Kalman Packouz (May 15, 1950 — November 15, 2019) was an Orthodox rabbi who pioneered various Jewish educational initiatives geared towards baalei teshuva ("returnee to Judaism") outreach.

==Biography==
Packouz was raised in Portland, Oregon, and attended Temple Beth Israel, a Reform temple. In 1979, after receiving rabbinical ordination in Jerusalem, Packouz started the first Aish HaTorah branch in St. Louis. Packouz served for ten years as executive director of Aish HaTorah international operations, and was head of the Miami office of Aish HaTorah's worldwide programs. He was a contributor to simpletoremember.com. He was also a special correspondent for the Sun Sentinel. He was married to Shoshana, with whom he fathered nine children, including former international arms dealer and inventor David Packouz. Packouz died in 2019.

==Intermarriage book==
Packouz spoke out on Jewish continuity through marriage, and in 1976 authored the book, How to Stop an Intermarriage.
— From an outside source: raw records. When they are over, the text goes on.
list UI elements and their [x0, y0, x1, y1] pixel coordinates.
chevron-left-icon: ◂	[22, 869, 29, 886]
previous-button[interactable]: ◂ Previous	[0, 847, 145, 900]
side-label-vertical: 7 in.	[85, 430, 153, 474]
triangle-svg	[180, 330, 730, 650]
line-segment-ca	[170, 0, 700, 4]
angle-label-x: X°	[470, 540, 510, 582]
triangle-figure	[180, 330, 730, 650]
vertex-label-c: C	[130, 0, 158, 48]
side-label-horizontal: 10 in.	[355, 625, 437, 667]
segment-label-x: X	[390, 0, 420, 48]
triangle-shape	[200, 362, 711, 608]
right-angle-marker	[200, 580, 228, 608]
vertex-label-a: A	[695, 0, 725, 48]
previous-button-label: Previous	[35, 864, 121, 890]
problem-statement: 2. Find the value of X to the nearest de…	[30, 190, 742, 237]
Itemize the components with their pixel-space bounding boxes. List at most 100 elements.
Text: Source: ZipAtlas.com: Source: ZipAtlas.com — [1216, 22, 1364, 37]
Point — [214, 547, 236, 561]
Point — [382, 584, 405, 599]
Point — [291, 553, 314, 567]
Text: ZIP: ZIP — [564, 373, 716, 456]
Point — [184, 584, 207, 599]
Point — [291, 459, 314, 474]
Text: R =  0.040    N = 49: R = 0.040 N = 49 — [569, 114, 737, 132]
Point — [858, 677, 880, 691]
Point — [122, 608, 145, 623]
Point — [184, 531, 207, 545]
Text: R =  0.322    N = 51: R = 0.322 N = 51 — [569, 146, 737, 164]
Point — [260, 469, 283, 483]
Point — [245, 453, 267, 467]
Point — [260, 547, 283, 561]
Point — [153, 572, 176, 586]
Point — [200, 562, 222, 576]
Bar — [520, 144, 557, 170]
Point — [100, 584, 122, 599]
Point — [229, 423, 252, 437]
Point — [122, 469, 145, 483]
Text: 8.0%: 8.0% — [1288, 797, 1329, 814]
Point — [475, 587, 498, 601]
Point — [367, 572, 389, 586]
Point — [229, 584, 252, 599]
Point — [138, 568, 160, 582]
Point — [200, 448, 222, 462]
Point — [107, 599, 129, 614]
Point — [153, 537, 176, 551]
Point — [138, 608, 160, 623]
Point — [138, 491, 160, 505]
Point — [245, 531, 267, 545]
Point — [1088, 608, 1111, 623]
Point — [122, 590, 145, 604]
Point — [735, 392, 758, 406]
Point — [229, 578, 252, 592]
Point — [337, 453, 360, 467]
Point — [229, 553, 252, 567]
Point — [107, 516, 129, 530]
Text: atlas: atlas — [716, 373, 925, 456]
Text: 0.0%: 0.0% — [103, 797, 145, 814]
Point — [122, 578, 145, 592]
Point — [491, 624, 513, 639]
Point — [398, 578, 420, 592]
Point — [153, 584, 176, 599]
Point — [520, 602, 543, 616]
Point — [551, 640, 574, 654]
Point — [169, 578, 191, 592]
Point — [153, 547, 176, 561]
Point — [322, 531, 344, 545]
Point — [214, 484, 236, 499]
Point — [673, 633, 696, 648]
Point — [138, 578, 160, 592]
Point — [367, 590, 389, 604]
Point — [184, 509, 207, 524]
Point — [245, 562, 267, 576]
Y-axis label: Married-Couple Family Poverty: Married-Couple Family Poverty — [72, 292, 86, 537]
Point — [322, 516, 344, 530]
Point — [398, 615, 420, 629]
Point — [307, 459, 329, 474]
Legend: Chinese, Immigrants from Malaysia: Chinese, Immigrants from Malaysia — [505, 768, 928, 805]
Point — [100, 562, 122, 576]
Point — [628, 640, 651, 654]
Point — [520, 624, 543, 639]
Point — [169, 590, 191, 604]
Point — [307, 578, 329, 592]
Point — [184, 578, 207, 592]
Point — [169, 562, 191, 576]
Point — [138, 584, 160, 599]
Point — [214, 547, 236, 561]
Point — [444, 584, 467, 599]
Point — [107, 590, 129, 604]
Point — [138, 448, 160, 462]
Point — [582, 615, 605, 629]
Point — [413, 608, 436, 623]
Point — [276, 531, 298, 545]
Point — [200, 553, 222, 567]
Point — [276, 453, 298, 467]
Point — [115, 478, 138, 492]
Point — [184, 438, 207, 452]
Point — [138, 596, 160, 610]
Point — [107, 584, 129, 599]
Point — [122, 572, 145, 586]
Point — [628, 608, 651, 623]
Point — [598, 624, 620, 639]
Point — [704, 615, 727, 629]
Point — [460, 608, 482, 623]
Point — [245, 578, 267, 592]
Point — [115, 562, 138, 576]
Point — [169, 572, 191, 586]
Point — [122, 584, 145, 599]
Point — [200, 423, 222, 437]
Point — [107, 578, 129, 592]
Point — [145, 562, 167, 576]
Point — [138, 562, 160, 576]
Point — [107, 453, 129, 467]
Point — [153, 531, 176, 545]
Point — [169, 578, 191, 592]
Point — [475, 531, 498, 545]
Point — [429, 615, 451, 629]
The book was later expanded and retitled as: How to Prevent an Intermarriage - A Guide For Parents to Prevent Broken Hearts.

==Shabbat Shalom Weekly==
In 1992, Packouz launched the Shabbat Shalom Weekly, an electronic publication distributed each week via fax and email.

==Kotel Webcam==
In 1997, Packouz created Window on the Wall, a 24-hour live webcam from the Western Wall in Jerusalem.